Análise: Lulismo e bolsonarismo viram alvo comum em ato de Renan Santos
Partido insistiu em perfil antissistema em ato preenchido por um público majoritariamente jovem

O Missão, do candidato à Presidência Renan Santos, foi institucionalizado em novembro de 2025 pelo TSE (Tribunal Superior Eleitoral) por lideranças egressas do Movimento Brasil Livre (MBL), responsável pelas manifestações que levaram ao impeachment da ex-presidente Dilma Rousseff.

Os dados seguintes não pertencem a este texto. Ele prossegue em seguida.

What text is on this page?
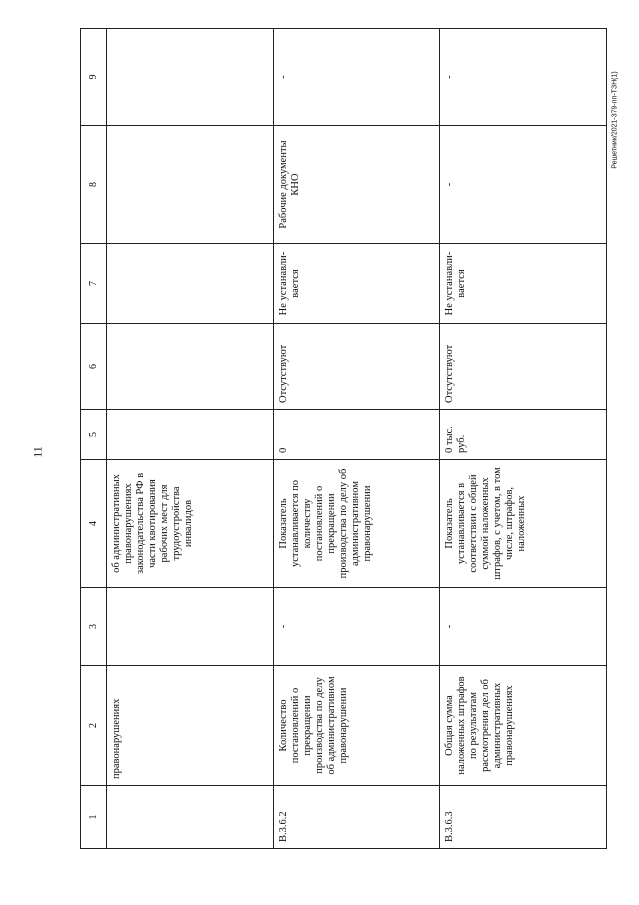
11
Решетник/2021-379-пп-ТЗН(1)
1	2	3	4	5	6	7	8	9
	правонарушениях		об административных правонарушениях законодательства РФ в части квотирования рабочих мест для трудоустройства инвалидов					
В.3.6.2	Количество постановлений о прекращении производства по делу об административном правонарушении	-	Показатель устанавливается по количеству постановлений о прекращении производства по делу об административном правонарушении	0	Отсутствуют	Не устанавли-вается	Рабочие документы КНО	-
В.3.6.3	Общая сумма наложенных штрафов по результатам рассмотрения дел об административных правонарушениях	-	Показатель устанавливается в соответствии с общей суммой наложенных штрафов, с учетом, в том числе, штрафов, наложенных	0 тыс. руб.	Отсутствуют	Не устанавли-вается	-	-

Tem, portanto, no seu DNA o antipetismo. Mas o ato do partido na tarde deste sábado (1) comprovou que o grupo coloca hoje no mesmo nível o lulismo, o bolsonarismo e o Centrão.
“Ambos (Lula e Bolsonaro) têm que ir para a lata de lixo da história juntos”, sintetizou o próprio candidato em seu discurso de mais de uma hora, iniciado às 17h36, no qual também proferiu xingamentos a ambos. Criticou Lula por prometer "dar gás para se eleger" e Flávio, que "resolveu dar celular.”
Até a entrada de Renan no palco, lideranças do partido se dividiram entre apresentar as propostas do “Livro Amarelo”, o programa de governo, e apresentar seus candidatos a governador e a vice-presidente.
Nesses momentos, o bolsonarismo chegou a predominar como alvo, mais até do que o PT, Lula e o Centrão.
“Jair Bolsonaro fechou o mesmo acordo de sempre com o Centrão”, disse o candidato a vice, o coronel da Polícia Militar do Rio Grande do Sul Aroldo Medeiros, apresentado como alguém que votou em Jair Bolsonaro em 2018, mas se frustrou depois. Com uma vassoura na mão, defendeu “limpar o Brasil”.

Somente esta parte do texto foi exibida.